Quote:
Originally Posted by subiemech85
saw a tesla on the way out of chicago-land
too bad the tesla transmission system wasn't perfected :frown:
WIND is where the $$ is
|
Yeah, lots of independent generators hundreds of feet in the air, a fair number of them in tornado alley... Great for maintenance costs, too...
They don't work in no wind... and they don't work in wind greater than 25-30mph gusts, due to too much shearing.
There are dozens, if not hundreds of new turbines in Iowa... and a new manufacturing plant...
A single blade requires a special over-sized truck... I am sure that is cost effective, with hundreds of those turbines spread all over the place... Lots of new power lines and electrical grid infrastructure, too...
I have never been convinced of wind being more than a subsidy-darling, and a hobby-grade technology that has been pushed despite it's drawbacks.
But heaven forbid anyone build nuclear power... we just give that tech to North Korea, (we gave them heavy-water reactors in the 90s, IIRC... now Billy-bob is back over there again this week buying back people from a dictator... and nobody knows the price tag...) And then North Korea and Pakistan give nuclear tech to Iran, so that they can all build bombs.
-----------
but anyway... the problem with electric cars has never been the motor issue... it is an energy storage issue. Batteries just can't compare at this point, to a fuel tank, in terms of ease, safety, and energy density.
Drive 40 miles and charge for 8 hours just isn't practical. And most fast charge tech doesn't say how they get reliable fast charging capability into the batteries (which should only be charged at their nominal discharge rate, not drastically above it, for safety reasons, especially Lithium Ion...)
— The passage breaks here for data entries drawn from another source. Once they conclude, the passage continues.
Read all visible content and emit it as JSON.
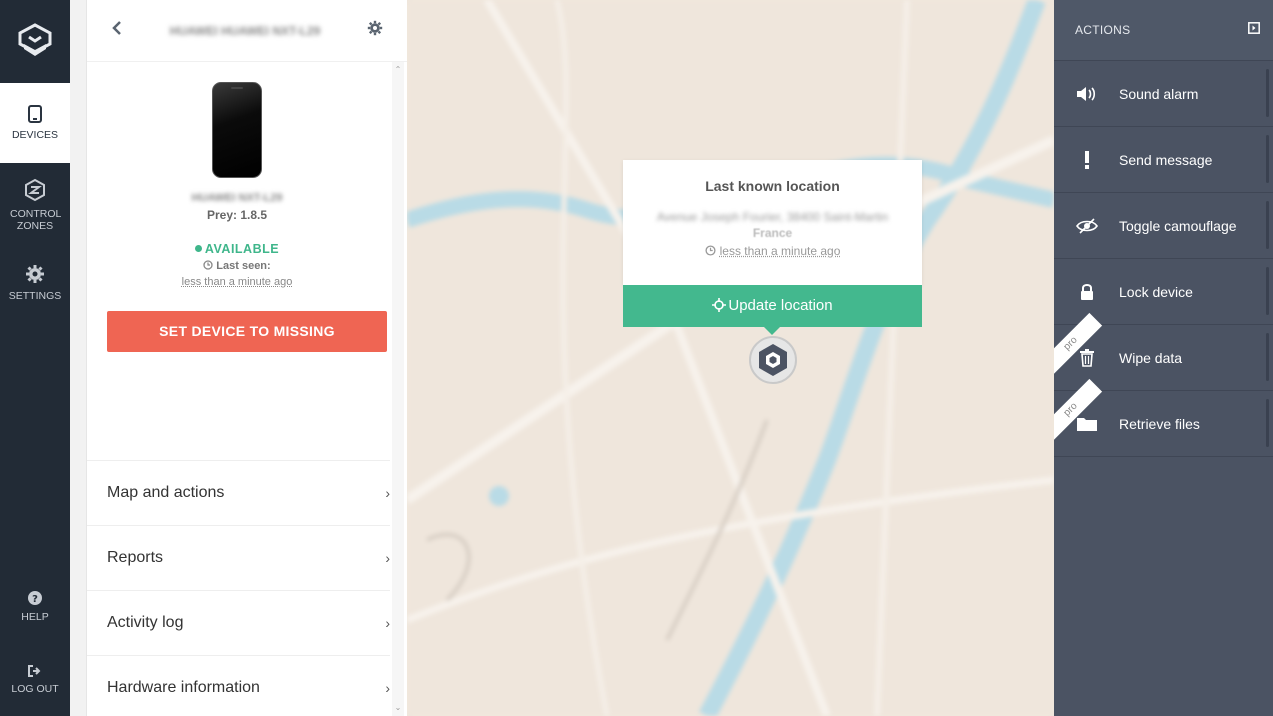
{
  "nav": {
    "items": [
      {
        "label": "DEVICES",
        "icon": "tablet-icon",
        "active": true
      },
      {
        "label": "CONTROL ZONES",
        "icon": "control-zones-icon"
      },
      {
        "label": "SETTINGS",
        "icon": "gear-icon"
      }
    ],
    "bottom": [
      {
        "label": "HELP",
        "icon": "question-icon"
      },
      {
        "label": "LOG OUT",
        "icon": "logout-icon"
      }
    ]
  },
  "device": {
    "header_title": "HUAWEI HUAWEI NXT-L29",
    "model": "HUAWEI NXT-L29",
    "prey_version": "Prey: 1.8.5",
    "status": "AVAILABLE",
    "last_seen_label": "Last seen:",
    "last_seen_time": "less than a minute ago",
    "missing_button": "SET DEVICE TO MISSING"
  },
  "menu": [
    {
      "label": "Map and actions"
    },
    {
      "label": "Reports"
    },
    {
      "label": "Activity log"
    },
    {
      "label": "Hardware information"
    }
  ],
  "map": {
    "popup_title": "Last known location",
    "address": "Avenue Joseph Fourier, 38400 Saint-Martin",
    "country": "France",
    "time": "less than a minute ago",
    "update_button": "Update location"
  },
  "actions": {
    "header": "ACTIONS",
    "items": [
      {
        "label": "Sound alarm",
        "icon": "speaker-icon",
        "pro": false
      },
      {
        "label": "Send message",
        "icon": "exclamation-icon",
        "pro": false
      },
      {
        "label": "Toggle camouflage",
        "icon": "eye-slash-icon",
        "pro": false
      },
      {
        "label": "Lock device",
        "icon": "lock-icon",
        "pro": false
      },
      {
        "label": "Wipe data",
        "icon": "trash-icon",
        "pro": true
      },
      {
        "label": "Retrieve files",
        "icon": "folder-icon",
        "pro": true
      }
    ],
    "pro_label": "pro"
  },
  "colors": {
    "nav_bg": "#222b36",
    "missing": "#ef6553",
    "available": "#3fb68b",
    "update": "#43b88e",
    "actions_bg": "#4b5363"
  }
}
And they don't mention that fast charging requires more electrical current than most homes currently have available, both voltage and amperage. You don't get a huge, fast charge from 120VAC @ 15 amps from your kitchen electrical outlets, or whatever... Even 240 usually is only 30-50 amps, in a household setting, with 100-200 amps TOTAL available service for the whole panel that serves a typical residential home.